Dealing with uncertainty in test assembly

The recent development of computer technologies enabled test institutes to improve their process of item selection for test administration by means of automated test assembly (ATA). A general framework for ATA consists in adopting mixed-integer programming models which are commonly intended to be solved by commercial solvers. Those softwares, notwithstanding their success in handling most of the basic ATA problems, are not always able to find solutions for highly constrained and large-sized instances. Moreover, all the model coefficients are assumed to be fixed and known, an hypothesis that is not true for the item information functions which are derived from the estimates of item response theory parameters.
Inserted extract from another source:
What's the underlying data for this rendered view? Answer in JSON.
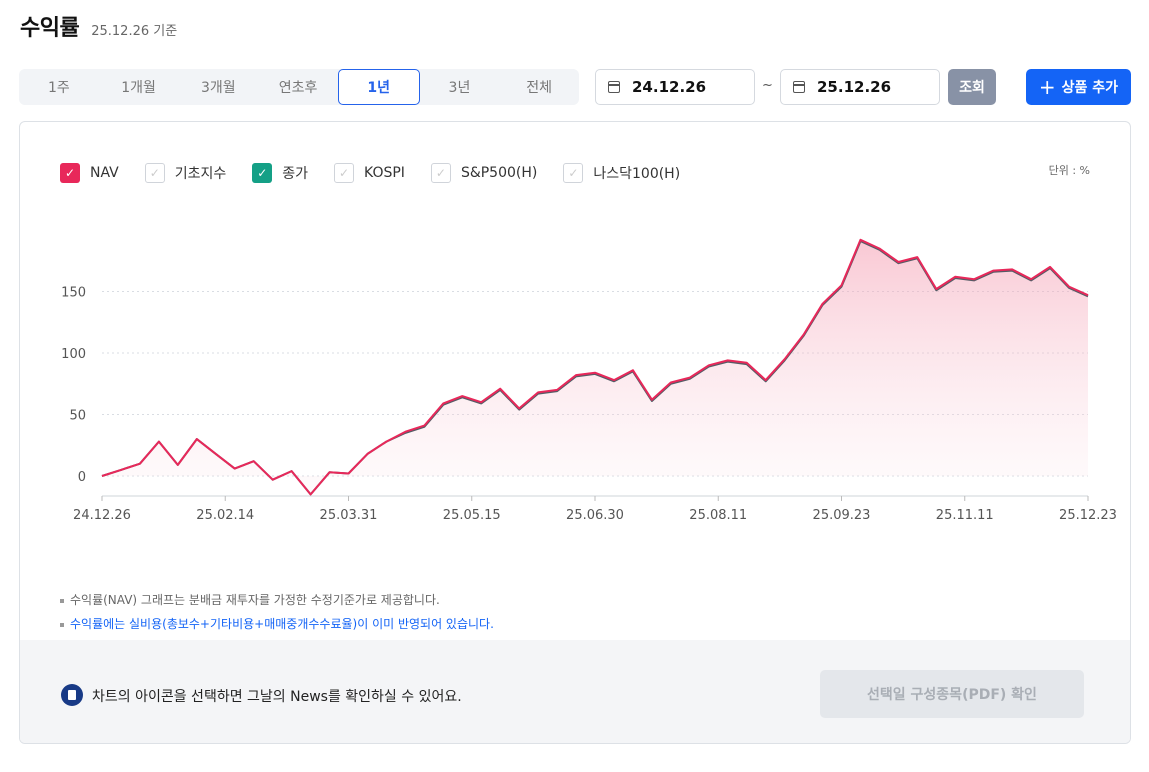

These restrictions motivated us to find an alternative way to specify and solve ATA models. First, we suggest an application of the chance-constrained (CC) approach (see Charnes and Cooper, 1959) which allows to maximize the α-quantile (usually smaller than 0.05) of the sampling distribution function of the test information function obtained by bootstrapping the calibration process. Secondly, for solving the ATA models, CC or not, we adapted a stochastic meta-heuristic called simulated annealing (SA) proposed by Goffe (1996). This technique can handle large-scale models and non-linear functions. A reformulation of the model by the Lagrangian relaxation helps to find the most feasible/optimal solution and, thanks to the SA, more than one neighbourhood of the space is explored avoiding to be trapped in a local optimum. Several simulations on ATA problems are performed and the solutions are compared to CPLEX 12.8.0 Optimizer, a benchmark solver in the linear programming field. Finally, a real data application shows the potential of our approach in practical situations. The algorithms are coded in the open-source framework Julia. Two packages written in Julia are released for solving the estimation and assembly problems described in this dissertation.